Youth Justice Board Toolkit

 Youth Justice Board Toolkit

By Members of the Youth Justice Board

The Toolkit is modeled after the Youth Justice Board program, which is dedicated to bringing the voices of young people into policymaking. The Toolkit contains curriculum and other resources for schools, after-school programs, and not-for-profit organizations that are interested in engaging young people in local policy development.

The Youth Justice Board provides a vehicle for young people to become involved in local policy discourse. In six years of operation, Board members have published four substantive reports presenting recommendations about how policymakers and practitioners can better serve young people in their communities. These reports—based on the unique perspectives of teens whose daily lives are affected by juvenile justice and public safety policies that are often conceived without young people’s input—have led to significant changes in local policies and practices. This Toolkit is a comprehensive resource for organizations that would like to develop programs based on the Youth Justice Board model.

Specifically, this toolkit provides strategies and tools for how to:

  • Select a relevant public policy issue;
  • Recruit young people for the program;
  • Evaluate and fund the program;
  • Educate Board members to be effective researchers, writers, public speakers and advocates;
  • Support Board members’ personal and professional development;
  • Manage program data and information; and
  • Build an alumni network.

The Toolkit provides a timeline and a set of practices, tools, lessons and procedures used by the Youth Justice Board. This is designed to be a flexible resource that can—and should—be adapted to meet the needs of other organizations. For example, the program can operate based on a shorter or longer timeline, or Board members may elect to create a final product other than a written report. Users also may choose to incorporate select session plans into an existing curriculum rather than following the model from start to finish.

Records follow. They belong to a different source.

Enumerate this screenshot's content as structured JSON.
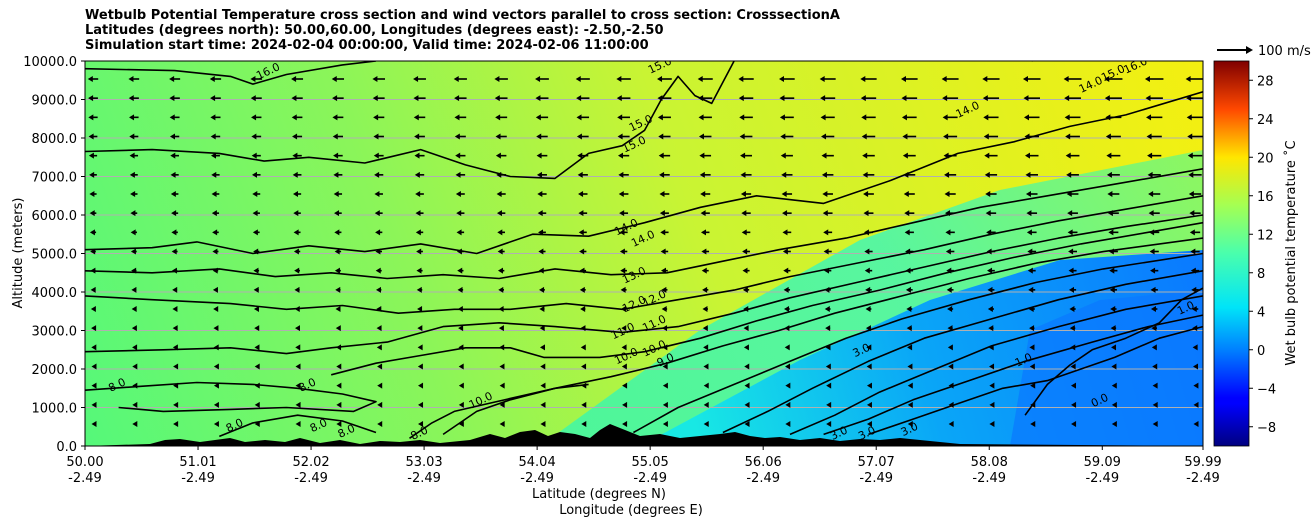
{
  "title": {
    "line1": "Wetbulb Potential Temperature cross section and wind vectors parallel to cross section: CrosssectionA",
    "line2": "Latitudes (degrees north): 50.00,60.00, Longitudes (degrees east): -2.50,-2.50",
    "line3": "Simulation start time: 2024-02-04 00:00:00, Valid time: 2024-02-06 11:00:00"
  },
  "chart_data": {
    "type": "heatmap",
    "xlabel_line1": "Latitude (degrees N)",
    "xlabel_line2": "Longitude (degrees E)",
    "ylabel": "Altitude (meters)",
    "x_range": [
      50.0,
      59.99
    ],
    "y_range": [
      0,
      10000
    ],
    "x_ticks": [
      {
        "lat": "50.00",
        "lon": "-2.49",
        "value": 50.0
      },
      {
        "lat": "51.01",
        "lon": "-2.49",
        "value": 51.01
      },
      {
        "lat": "52.02",
        "lon": "-2.49",
        "value": 52.02
      },
      {
        "lat": "53.03",
        "lon": "-2.49",
        "value": 53.03
      },
      {
        "lat": "54.04",
        "lon": "-2.49",
        "value": 54.04
      },
      {
        "lat": "55.05",
        "lon": "-2.49",
        "value": 55.05
      },
      {
        "lat": "56.06",
        "lon": "-2.49",
        "value": 56.06
      },
      {
        "lat": "57.07",
        "lon": "-2.49",
        "value": 57.07
      },
      {
        "lat": "58.08",
        "lon": "-2.49",
        "value": 58.08
      },
      {
        "lat": "59.09",
        "lon": "-2.49",
        "value": 59.09
      },
      {
        "lat": "59.99",
        "lon": "-2.49",
        "value": 59.99
      }
    ],
    "y_ticks": [
      "0.0",
      "1000.0",
      "2000.0",
      "3000.0",
      "4000.0",
      "5000.0",
      "6000.0",
      "7000.0",
      "8000.0",
      "9000.0",
      "10000.0"
    ],
    "grid": "horizontal",
    "colorbar": {
      "label": "Wet bulb potential temperature $^\\circ$C",
      "label_display": "Wet bulb potential temperature ˚C",
      "range": [
        -10,
        30
      ],
      "ticks": [
        "−8",
        "−4",
        "0",
        "4",
        "8",
        "12",
        "16",
        "20",
        "24",
        "28"
      ],
      "tick_values": [
        -8,
        -4,
        0,
        4,
        8,
        12,
        16,
        20,
        24,
        28
      ]
    },
    "quiver_key": "100 m/s",
    "contour_labels": [
      {
        "text": "16.0",
        "x": 51.65,
        "y": 9650
      },
      {
        "text": "15.0",
        "x": 55.15,
        "y": 9800
      },
      {
        "text": "15.0",
        "x": 54.98,
        "y": 8300
      },
      {
        "text": "15.0",
        "x": 54.92,
        "y": 7750
      },
      {
        "text": "14.0",
        "x": 54.85,
        "y": 5600
      },
      {
        "text": "14.0",
        "x": 55.0,
        "y": 5300
      },
      {
        "text": "13.0",
        "x": 54.92,
        "y": 4350
      },
      {
        "text": "12.0",
        "x": 54.92,
        "y": 3600
      },
      {
        "text": "12.0",
        "x": 55.1,
        "y": 3750
      },
      {
        "text": "11.0",
        "x": 54.82,
        "y": 2900
      },
      {
        "text": "11.0",
        "x": 55.1,
        "y": 3100
      },
      {
        "text": "10.0",
        "x": 54.85,
        "y": 2250
      },
      {
        "text": "10.0",
        "x": 55.1,
        "y": 2450
      },
      {
        "text": "9.0",
        "x": 55.2,
        "y": 2150
      },
      {
        "text": "10.0",
        "x": 53.55,
        "y": 1100
      },
      {
        "text": "8.0",
        "x": 50.3,
        "y": 1500
      },
      {
        "text": "8.0",
        "x": 52.0,
        "y": 1500
      },
      {
        "text": "8.0",
        "x": 51.35,
        "y": 450
      },
      {
        "text": "8.0",
        "x": 52.1,
        "y": 450
      },
      {
        "text": "8.0",
        "x": 52.35,
        "y": 300
      },
      {
        "text": "8.0",
        "x": 53.0,
        "y": 250
      },
      {
        "text": "3.0",
        "x": 56.95,
        "y": 2400
      },
      {
        "text": "3.0",
        "x": 56.75,
        "y": 250
      },
      {
        "text": "3.0",
        "x": 57.0,
        "y": 250
      },
      {
        "text": "3.0",
        "x": 57.38,
        "y": 350
      },
      {
        "text": "1.0",
        "x": 58.4,
        "y": 2150
      },
      {
        "text": "1.0",
        "x": 59.85,
        "y": 3500
      },
      {
        "text": "0.0",
        "x": 59.08,
        "y": 1100
      },
      {
        "text": "14.0",
        "x": 57.9,
        "y": 8650
      },
      {
        "text": "14.0",
        "x": 59.0,
        "y": 9300
      },
      {
        "text": "15.0",
        "x": 58.55,
        "y": 10100
      },
      {
        "text": "15.0",
        "x": 59.2,
        "y": 9600
      },
      {
        "text": "16.0",
        "x": 59.4,
        "y": 9800
      }
    ],
    "contours": [
      {
        "level": 16,
        "points": [
          [
            50,
            9800
          ],
          [
            50.8,
            9750
          ],
          [
            51.3,
            9600
          ],
          [
            51.5,
            9400
          ],
          [
            51.8,
            9650
          ],
          [
            52.3,
            9900
          ],
          [
            52.6,
            10000
          ]
        ]
      },
      {
        "level": 15,
        "points": [
          [
            50,
            7650
          ],
          [
            50.6,
            7700
          ],
          [
            51.2,
            7600
          ],
          [
            51.6,
            7400
          ],
          [
            52.0,
            7500
          ],
          [
            52.5,
            7350
          ],
          [
            53.0,
            7700
          ],
          [
            53.4,
            7300
          ],
          [
            53.8,
            7000
          ],
          [
            54.2,
            6950
          ],
          [
            54.5,
            7600
          ],
          [
            54.8,
            7800
          ],
          [
            55.0,
            8200
          ],
          [
            55.15,
            9000
          ],
          [
            55.3,
            9600
          ],
          [
            55.45,
            9100
          ],
          [
            55.6,
            8900
          ],
          [
            55.8,
            10000
          ]
        ]
      },
      {
        "level": 14,
        "points": [
          [
            50,
            5100
          ],
          [
            50.6,
            5150
          ],
          [
            51.0,
            5300
          ],
          [
            51.5,
            5000
          ],
          [
            52.0,
            5200
          ],
          [
            52.5,
            5050
          ],
          [
            53.0,
            5250
          ],
          [
            53.5,
            5000
          ],
          [
            54.0,
            5500
          ],
          [
            54.5,
            5450
          ],
          [
            55.0,
            5800
          ],
          [
            55.5,
            6200
          ],
          [
            56.0,
            6500
          ],
          [
            56.6,
            6300
          ],
          [
            57.2,
            6900
          ],
          [
            57.8,
            7600
          ],
          [
            58.3,
            7900
          ],
          [
            58.8,
            8300
          ],
          [
            59.3,
            8600
          ],
          [
            59.99,
            9200
          ]
        ]
      },
      {
        "level": 13,
        "points": [
          [
            50,
            4550
          ],
          [
            50.6,
            4500
          ],
          [
            51.2,
            4600
          ],
          [
            51.7,
            4400
          ],
          [
            52.2,
            4500
          ],
          [
            52.7,
            4350
          ],
          [
            53.2,
            4450
          ],
          [
            53.7,
            4350
          ],
          [
            54.2,
            4600
          ],
          [
            54.7,
            4450
          ],
          [
            55.2,
            4500
          ],
          [
            55.7,
            4800
          ],
          [
            56.2,
            5100
          ],
          [
            56.8,
            5400
          ],
          [
            57.4,
            5800
          ],
          [
            58.0,
            6200
          ],
          [
            58.6,
            6500
          ],
          [
            59.2,
            6800
          ],
          [
            59.99,
            7200
          ]
        ]
      },
      {
        "level": 12,
        "points": [
          [
            50,
            3900
          ],
          [
            50.6,
            3800
          ],
          [
            51.3,
            3700
          ],
          [
            51.8,
            3550
          ],
          [
            52.3,
            3650
          ],
          [
            52.8,
            3450
          ],
          [
            53.3,
            3550
          ],
          [
            53.8,
            3550
          ],
          [
            54.3,
            3700
          ],
          [
            54.8,
            3550
          ],
          [
            55.3,
            3800
          ],
          [
            55.8,
            4050
          ],
          [
            56.3,
            4400
          ],
          [
            56.9,
            4750
          ],
          [
            57.5,
            5100
          ],
          [
            58.1,
            5500
          ],
          [
            58.7,
            5850
          ],
          [
            59.3,
            6150
          ],
          [
            59.99,
            6500
          ]
        ]
      },
      {
        "level": 11,
        "points": [
          [
            50,
            2450
          ],
          [
            50.7,
            2500
          ],
          [
            51.3,
            2550
          ],
          [
            51.8,
            2400
          ],
          [
            52.2,
            2550
          ],
          [
            52.7,
            2700
          ],
          [
            53.2,
            3100
          ],
          [
            53.7,
            3200
          ],
          [
            54.2,
            3100
          ],
          [
            54.8,
            2950
          ],
          [
            55.3,
            3100
          ],
          [
            55.8,
            3450
          ],
          [
            56.3,
            3850
          ],
          [
            56.9,
            4250
          ],
          [
            57.5,
            4650
          ],
          [
            58.1,
            5050
          ],
          [
            58.7,
            5400
          ],
          [
            59.3,
            5700
          ],
          [
            59.99,
            6000
          ]
        ]
      },
      {
        "level": 10,
        "points": [
          [
            52.2,
            1850
          ],
          [
            52.6,
            2150
          ],
          [
            53.0,
            2350
          ],
          [
            53.4,
            2550
          ],
          [
            53.8,
            2550
          ],
          [
            54.1,
            2300
          ],
          [
            54.6,
            2300
          ],
          [
            55.0,
            2450
          ],
          [
            55.5,
            2800
          ],
          [
            56.0,
            3250
          ],
          [
            56.5,
            3650
          ],
          [
            57.1,
            4050
          ],
          [
            57.7,
            4500
          ],
          [
            58.3,
            4900
          ],
          [
            58.9,
            5250
          ],
          [
            59.5,
            5550
          ],
          [
            59.99,
            5800
          ]
        ]
      },
      {
        "level": 9,
        "points": [
          [
            53.2,
            300
          ],
          [
            53.5,
            900
          ],
          [
            53.8,
            1200
          ],
          [
            54.2,
            1500
          ],
          [
            54.7,
            1800
          ],
          [
            55.2,
            2150
          ],
          [
            55.7,
            2600
          ],
          [
            56.2,
            3000
          ],
          [
            56.7,
            3450
          ],
          [
            57.3,
            3900
          ],
          [
            57.9,
            4350
          ],
          [
            58.5,
            4750
          ],
          [
            59.1,
            5050
          ],
          [
            59.99,
            5400
          ]
        ]
      },
      {
        "level": 8,
        "points": [
          [
            54.9,
            350
          ],
          [
            55.3,
            1000
          ],
          [
            55.8,
            1600
          ],
          [
            56.3,
            2200
          ],
          [
            56.8,
            2800
          ],
          [
            57.3,
            3300
          ],
          [
            57.9,
            3800
          ],
          [
            58.5,
            4250
          ],
          [
            59.1,
            4600
          ],
          [
            59.99,
            5000
          ]
        ]
      },
      {
        "level": 6,
        "points": [
          [
            55.7,
            350
          ],
          [
            56.1,
            900
          ],
          [
            56.5,
            1500
          ],
          [
            57.0,
            2200
          ],
          [
            57.5,
            2800
          ],
          [
            58.1,
            3300
          ],
          [
            58.7,
            3800
          ],
          [
            59.3,
            4200
          ],
          [
            59.99,
            4550
          ]
        ]
      },
      {
        "level": 5,
        "points": [
          [
            56.3,
            300
          ],
          [
            56.7,
            800
          ],
          [
            57.1,
            1400
          ],
          [
            57.6,
            2000
          ],
          [
            58.1,
            2600
          ],
          [
            58.7,
            3100
          ],
          [
            59.3,
            3550
          ],
          [
            59.99,
            3900
          ]
        ]
      },
      {
        "level": 4,
        "points": [
          [
            56.6,
            300
          ],
          [
            57.0,
            700
          ],
          [
            57.4,
            1200
          ],
          [
            57.9,
            1700
          ],
          [
            58.4,
            2200
          ],
          [
            59.0,
            2700
          ],
          [
            59.5,
            3100
          ],
          [
            59.99,
            3400
          ]
        ]
      },
      {
        "level": 3,
        "points": [
          [
            57.0,
            300
          ],
          [
            57.4,
            700
          ],
          [
            57.8,
            1100
          ],
          [
            58.2,
            1500
          ],
          [
            58.6,
            1700
          ],
          [
            59.2,
            2300
          ],
          [
            59.6,
            2800
          ],
          [
            59.99,
            3100
          ]
        ]
      },
      {
        "level": 1,
        "points": [
          [
            58.4,
            800
          ],
          [
            58.6,
            1600
          ],
          [
            58.8,
            2100
          ],
          [
            59.0,
            2500
          ],
          [
            59.3,
            2800
          ],
          [
            59.6,
            3200
          ],
          [
            59.8,
            3800
          ],
          [
            59.99,
            4100
          ]
        ]
      },
      {
        "level": 8,
        "points": [
          [
            50,
            1450
          ],
          [
            50.5,
            1550
          ],
          [
            51.0,
            1650
          ],
          [
            51.5,
            1600
          ],
          [
            51.9,
            1500
          ],
          [
            52.3,
            1350
          ],
          [
            52.6,
            1150
          ],
          [
            52.4,
            900
          ],
          [
            51.8,
            1000
          ],
          [
            51.3,
            950
          ],
          [
            50.7,
            900
          ],
          [
            50.3,
            1000
          ]
        ]
      },
      {
        "level": 8,
        "points": [
          [
            51.2,
            250
          ],
          [
            51.5,
            600
          ],
          [
            51.9,
            800
          ],
          [
            52.3,
            650
          ],
          [
            52.6,
            350
          ]
        ]
      },
      {
        "level": 8,
        "points": [
          [
            52.9,
            200
          ],
          [
            53.1,
            600
          ],
          [
            53.3,
            900
          ],
          [
            53.6,
            1100
          ],
          [
            53.9,
            1300
          ],
          [
            54.2,
            1500
          ],
          [
            54.5,
            1600
          ]
        ]
      }
    ]
  }
}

The session plans contained in this Toolkit are merely a sample of what should be an ongoing process of debate, learning and engagement designed with the needs of Board members and organizational objectives in mind. The Toolkit is not intended to be static; Toolkit authors encourage and appreciate feedback. What works well? How can the program or session plans be strengthened? How have policymakers responded to the program? The Toolkit will be updated periodically to reflect feedback.